As the funding and innovation in the blockchain industry only continue to grow, blockchain and cryptocurrencies will begin to conquer lands beyond retail purposes which means that we could see Bitcoin being used at an institutional level.
While the majority of these blockchain companies may not survive the next decade, the blockchain industry will become an integral component of the technology and operational infrastructures used by financial institutions.
During the early days of automation, the finance sector was among the first industries to capitalize on its potential applications and benefits. From automatic trading platforms that can autonomously trade stocks, ETFs, and currencies, to machine learning software that could predict — to an extent — whether or not a stock would rise or fall, the financial industry has been reaping the benefits of technological automation ever since its inception.
Recent studies show that automated banking could replace as much as 30% of bank jobs worldwide over the next decade. Further advances in the field of automation will make the use of financial services faster and easier for consumers.

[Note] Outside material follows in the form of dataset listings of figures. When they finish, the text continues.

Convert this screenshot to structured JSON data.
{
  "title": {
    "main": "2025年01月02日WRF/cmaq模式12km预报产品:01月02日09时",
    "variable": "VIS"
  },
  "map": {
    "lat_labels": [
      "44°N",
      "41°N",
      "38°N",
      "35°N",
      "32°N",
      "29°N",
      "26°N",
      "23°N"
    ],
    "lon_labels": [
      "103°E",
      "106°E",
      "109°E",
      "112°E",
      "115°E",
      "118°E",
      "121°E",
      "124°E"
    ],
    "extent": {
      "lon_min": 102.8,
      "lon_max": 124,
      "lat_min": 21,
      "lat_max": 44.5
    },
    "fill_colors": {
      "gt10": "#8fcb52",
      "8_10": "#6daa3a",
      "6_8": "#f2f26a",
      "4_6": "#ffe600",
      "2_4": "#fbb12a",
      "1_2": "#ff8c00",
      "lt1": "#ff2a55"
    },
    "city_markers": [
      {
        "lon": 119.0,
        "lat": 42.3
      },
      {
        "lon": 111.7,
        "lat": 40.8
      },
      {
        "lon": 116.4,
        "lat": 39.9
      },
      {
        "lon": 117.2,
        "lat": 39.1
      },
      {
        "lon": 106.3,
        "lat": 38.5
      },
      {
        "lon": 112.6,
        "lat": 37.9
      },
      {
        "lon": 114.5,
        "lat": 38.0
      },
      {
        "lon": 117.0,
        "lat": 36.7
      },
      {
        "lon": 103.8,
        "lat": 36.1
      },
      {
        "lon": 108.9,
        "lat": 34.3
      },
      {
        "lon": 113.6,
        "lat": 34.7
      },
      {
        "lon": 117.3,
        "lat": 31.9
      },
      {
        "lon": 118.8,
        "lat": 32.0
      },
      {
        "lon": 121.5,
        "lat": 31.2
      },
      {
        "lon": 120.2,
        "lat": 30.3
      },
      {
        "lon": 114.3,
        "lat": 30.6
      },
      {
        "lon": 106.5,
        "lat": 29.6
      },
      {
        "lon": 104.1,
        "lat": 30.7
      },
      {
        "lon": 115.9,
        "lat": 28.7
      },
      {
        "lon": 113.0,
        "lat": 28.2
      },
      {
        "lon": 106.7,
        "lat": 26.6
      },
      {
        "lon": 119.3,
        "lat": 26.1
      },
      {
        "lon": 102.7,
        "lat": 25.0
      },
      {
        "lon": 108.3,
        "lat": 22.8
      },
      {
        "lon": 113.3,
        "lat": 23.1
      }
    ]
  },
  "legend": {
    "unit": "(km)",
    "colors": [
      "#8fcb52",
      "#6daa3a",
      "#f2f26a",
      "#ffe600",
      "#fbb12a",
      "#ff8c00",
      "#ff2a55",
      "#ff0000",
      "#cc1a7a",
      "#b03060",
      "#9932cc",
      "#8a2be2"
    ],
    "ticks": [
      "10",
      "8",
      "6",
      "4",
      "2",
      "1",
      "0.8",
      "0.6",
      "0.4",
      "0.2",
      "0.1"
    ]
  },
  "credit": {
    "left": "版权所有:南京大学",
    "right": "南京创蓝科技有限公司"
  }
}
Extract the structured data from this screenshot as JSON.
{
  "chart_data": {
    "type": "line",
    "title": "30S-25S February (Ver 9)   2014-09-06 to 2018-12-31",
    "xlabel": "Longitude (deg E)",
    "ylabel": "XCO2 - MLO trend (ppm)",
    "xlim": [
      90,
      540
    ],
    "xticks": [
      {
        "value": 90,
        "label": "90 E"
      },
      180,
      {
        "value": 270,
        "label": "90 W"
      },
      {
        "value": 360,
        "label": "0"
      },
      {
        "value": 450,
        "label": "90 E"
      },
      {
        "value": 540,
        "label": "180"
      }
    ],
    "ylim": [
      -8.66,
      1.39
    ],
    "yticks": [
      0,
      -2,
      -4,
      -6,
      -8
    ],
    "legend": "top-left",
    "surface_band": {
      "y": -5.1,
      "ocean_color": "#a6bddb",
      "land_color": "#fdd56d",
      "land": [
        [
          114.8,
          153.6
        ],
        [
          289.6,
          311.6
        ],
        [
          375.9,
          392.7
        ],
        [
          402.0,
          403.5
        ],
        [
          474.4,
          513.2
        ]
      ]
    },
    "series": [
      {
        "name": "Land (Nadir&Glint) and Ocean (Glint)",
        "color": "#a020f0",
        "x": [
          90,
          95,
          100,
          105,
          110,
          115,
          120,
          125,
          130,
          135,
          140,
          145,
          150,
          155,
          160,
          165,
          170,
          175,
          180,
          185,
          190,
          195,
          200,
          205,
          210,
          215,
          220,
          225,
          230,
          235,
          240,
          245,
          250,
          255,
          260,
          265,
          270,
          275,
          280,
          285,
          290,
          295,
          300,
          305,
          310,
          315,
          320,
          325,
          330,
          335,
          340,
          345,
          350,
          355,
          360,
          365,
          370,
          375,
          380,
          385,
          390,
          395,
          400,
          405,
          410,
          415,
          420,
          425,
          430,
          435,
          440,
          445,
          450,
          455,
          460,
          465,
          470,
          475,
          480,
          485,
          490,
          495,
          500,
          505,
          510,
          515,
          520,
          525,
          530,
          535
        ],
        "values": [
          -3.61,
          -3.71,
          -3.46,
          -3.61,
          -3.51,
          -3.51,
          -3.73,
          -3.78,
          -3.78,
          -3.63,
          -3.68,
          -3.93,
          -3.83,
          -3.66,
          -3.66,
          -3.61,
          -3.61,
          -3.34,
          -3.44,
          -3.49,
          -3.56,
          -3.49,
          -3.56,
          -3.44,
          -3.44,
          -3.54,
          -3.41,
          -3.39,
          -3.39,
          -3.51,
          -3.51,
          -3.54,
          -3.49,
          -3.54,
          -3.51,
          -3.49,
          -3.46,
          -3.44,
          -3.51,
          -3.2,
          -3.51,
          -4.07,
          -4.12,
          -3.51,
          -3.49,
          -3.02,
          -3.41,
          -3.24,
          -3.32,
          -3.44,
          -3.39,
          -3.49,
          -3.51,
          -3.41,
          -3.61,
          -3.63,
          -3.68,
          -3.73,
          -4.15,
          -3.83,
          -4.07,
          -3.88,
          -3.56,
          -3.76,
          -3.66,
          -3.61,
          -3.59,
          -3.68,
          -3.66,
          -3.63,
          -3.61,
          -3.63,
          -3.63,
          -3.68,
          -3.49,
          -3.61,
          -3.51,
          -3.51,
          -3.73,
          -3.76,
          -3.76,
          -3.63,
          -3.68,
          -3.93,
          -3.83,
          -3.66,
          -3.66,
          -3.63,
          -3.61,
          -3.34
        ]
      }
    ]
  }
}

Breakthroughs in the big data and analytics field have also helped the automation industry improve its already impressive system. For instance, automated financial advisors could collect data, compile it, and use it to determine the best course of action for a client — all in a matter of seconds, no less!
Around twenty years ago, a large number of financial institutions created e-business units to capitalize on a trend of e-commerce interest, and, as time passed, this became the new norm for businesses.
Large investments in technology and internet development brought businesses to a level of efficiency never before seen. Today’s digital landscape covers a wide range of areas from operational efficiency to customer experience, to big data and analytics.
One of the biggest industries that has gone digital is the commercial banking field which has utilized advances in technology to improve their infrastructure for taking payments, selling insurance, growing client accounts, and giving out loans.
Big data is a crucial part of any strategy aimed at increasing revenue and profit margins. It’s important to have an in-depth understanding of what your consumers hold dear to their hearts. In the olden times, customer feedback was limited to surveys and focus groups, and the data gathered was often unreliable.
Technological advances have given companies the opportunity to gather individualized and accurate data about the behavior of their customers. Knowing what the end-user of a product or service does, wants, and needs is paramount to offering the most value while still maximizing profit.
Self-learning machines are no longer limited to the world of science fiction. While it’s not exactly Skynet-caliber, artificial intelligence software that possess the ability to learn on their own are already helping financial institutions pinpoint the source of issues, mitigate risks, and lower operating costs by increasing the efficiency of internal and external systems.
Machine learning developers often focus on implementing basic human qualities such as self-education, pattern recognition, reasoning through logic, and even the ability to understand emotional and social queues.
There are already existing robots that can recognize specific objects, analyze the environment around them, and converse with homo sapiens in a human tone. If you’re skeptical, just have a look at the performance of self-driving cars in live, on-the-street tests.
As time goes on, robots will be able to perform increasingly complex tasks. While there are still some technological hurdles that face the development of sentient robots, the next few decades will slingshot the robotics industry to new heights.
Should you start preparing for the point in time where robots become too smart to follow orders and declare war on the human race? While that scenario is quite unlikely, being prepared certainly couldn’t hurt.